The First Mughal
Eat your heart out, William ‘Bahadur S. Zafar’ Dalrymple. I write this from under the shade of a Panja Chenar tree in Kabul a few metres away from the tomb of Babur, that ambitious chap from a spot in modern Uzbekistan who, in the early 16th century, expanded the family business started by his grand-dad Timur, Indrajit Hazra writes.india Updated: Aug 23, 2009 00:15 IST
Eat your heart out, William ‘Bahadur S. Zafar’ Dalrymple. I write this from under the shade of a Panja Chenar tree in Kabul a few metres away from the tomb of Babur, that ambitious chap from a spot in modern Uzbekistan who, in the early 16th century, expanded the family business started by his grand-dad Timur. Dalrymple just confirmed that he’s never visited Babur’s grave. So, ha!
Thankfully, singing hosannas to the founder of the Mughal dynasty won’t get me expelled from any party. If anything, I hanker for an honorary membership to the Babar ki Aulad Club. I really do admire the Old Turk, trudging all the way from his pocket borough of Farghana and building an empire that remains the most visible symbol of the Indian Nation-State’s sense of history. After all, the Prime Minister doesn’t address his August 15 speech from any building in Lutyen’s Delhi, but from the ramparts of a fort built by Babur’s great-great grandson who also built India’s most famous brand ambassador, the Taj Mahal.
Well, sitting here at the Bagh-e Babur (The Garden of Babur) in Kabul, where the Mughal emperor’s body was put to rest in 1540 after first being buried in Agra (he had wished to be buried in the Afghan city among the trees and waterways he had built in the late 1520s before coming to Hindustan), I can’t help but feel what no Saarc summit or nostalgic Punjabi can make me feel: (now don’t laugh) the subcontinent. Sitting here in the Babur Gardens, the standard image of Afghanistan so loved by international news agencies vanishes: a huddle of women with their faces shining all a-giggle, men playing cards, slowly walking lovebirds, picnicking families — all having a fun Friday (the Afghan Sunday) afternoon.

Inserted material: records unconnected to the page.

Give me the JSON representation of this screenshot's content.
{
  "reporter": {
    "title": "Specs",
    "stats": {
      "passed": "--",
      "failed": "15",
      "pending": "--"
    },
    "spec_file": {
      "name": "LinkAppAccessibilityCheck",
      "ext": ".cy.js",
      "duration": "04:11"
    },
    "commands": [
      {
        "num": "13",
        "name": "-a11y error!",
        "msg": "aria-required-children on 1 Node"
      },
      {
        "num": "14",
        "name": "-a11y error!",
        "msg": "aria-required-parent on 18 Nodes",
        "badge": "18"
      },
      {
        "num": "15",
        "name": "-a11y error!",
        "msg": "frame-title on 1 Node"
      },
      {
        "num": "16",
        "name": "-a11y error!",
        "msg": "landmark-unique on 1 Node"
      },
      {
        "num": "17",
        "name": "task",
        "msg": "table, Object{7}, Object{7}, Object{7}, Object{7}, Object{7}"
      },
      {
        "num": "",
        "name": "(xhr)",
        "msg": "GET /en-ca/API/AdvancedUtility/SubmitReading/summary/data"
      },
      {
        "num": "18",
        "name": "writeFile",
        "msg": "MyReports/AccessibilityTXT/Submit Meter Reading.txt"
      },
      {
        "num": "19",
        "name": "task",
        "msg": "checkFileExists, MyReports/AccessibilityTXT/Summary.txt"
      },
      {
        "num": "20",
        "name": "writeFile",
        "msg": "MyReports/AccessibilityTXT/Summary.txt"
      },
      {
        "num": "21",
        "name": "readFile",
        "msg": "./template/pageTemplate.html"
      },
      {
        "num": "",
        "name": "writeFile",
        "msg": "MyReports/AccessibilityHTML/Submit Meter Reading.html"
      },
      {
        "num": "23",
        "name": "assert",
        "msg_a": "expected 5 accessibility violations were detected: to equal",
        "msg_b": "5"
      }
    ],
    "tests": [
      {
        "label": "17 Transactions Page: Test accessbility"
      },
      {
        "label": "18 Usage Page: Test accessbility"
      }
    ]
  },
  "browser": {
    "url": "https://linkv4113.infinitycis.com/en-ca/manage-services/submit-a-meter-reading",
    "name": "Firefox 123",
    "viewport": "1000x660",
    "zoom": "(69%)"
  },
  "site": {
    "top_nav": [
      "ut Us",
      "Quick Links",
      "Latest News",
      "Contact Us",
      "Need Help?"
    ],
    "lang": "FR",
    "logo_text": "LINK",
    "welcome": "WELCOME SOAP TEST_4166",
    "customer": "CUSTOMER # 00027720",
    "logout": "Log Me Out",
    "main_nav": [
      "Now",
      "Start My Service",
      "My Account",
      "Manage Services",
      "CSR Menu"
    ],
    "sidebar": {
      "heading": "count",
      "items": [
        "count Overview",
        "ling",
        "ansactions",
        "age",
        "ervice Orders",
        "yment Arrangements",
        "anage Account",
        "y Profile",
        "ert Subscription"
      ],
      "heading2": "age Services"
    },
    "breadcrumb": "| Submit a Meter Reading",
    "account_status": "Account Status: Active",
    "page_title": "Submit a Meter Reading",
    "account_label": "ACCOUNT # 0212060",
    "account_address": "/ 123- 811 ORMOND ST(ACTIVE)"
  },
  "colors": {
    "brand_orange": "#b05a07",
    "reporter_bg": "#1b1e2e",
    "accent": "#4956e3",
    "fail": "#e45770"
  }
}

As I sprawl on the grass devouring the rollicking novel, Empire of the Moghul: Raiders From The North, by Alex Rutherford (the first in the ‘Empire of the Moghul’ quintet) dealing with the swashbuckling adventures of the padawan-to-Jedi knight Babur, I feel the physical nudge-nudge of history. (I don’t think I would have felt quite the pop cultural pop if I was reading the more canonical Baburnama.)
But there’s another reason why I’m lightheaded here in Babur’s favourite place. This garden has been painstakingly restored by an Indian, the conservation architect and Project Director, Aga Khan Trust for Culture, Delhi, Ratish Nanda. I asked him from his ‘re-creation’ how the place was when he first saw it. “It was on the frontlines of a 20-year civil war, all trees chopped for firewood or to provide a clear line of fire — depending on which story you believe. When I first got to Bagh-e Babur in 2002, Babur was under a concrete pavilion, there was not a blade of grass and rockets were sticking out of the mud walls,” he tells me. “And there was a 1980s swimming pool in the middle of the garden. I could have cried for Babur.” Kar Sevaks on top of the Babri Masjid were only marginally better than the Afghans.
Ratish headed the conservation work with Delhi’s Mohammad Shaheer as the landscape architect. Indian craftsmen built the marble tomb enclosure in Delhi using stone from Makrana, Rajasthan, and the tomb was made by Indian craftsmen working with Afghans.
Muhammad Umar, the Afghan ‘keeper’ of Babur’s tomb, provides a running commentary as he shows me around the enclosure. Then he asks whether I know the “very good engineer” who saved this place. I tell Umar that I’ll pass on his regards to the man who rescued the first Mughal emperor from oblivion.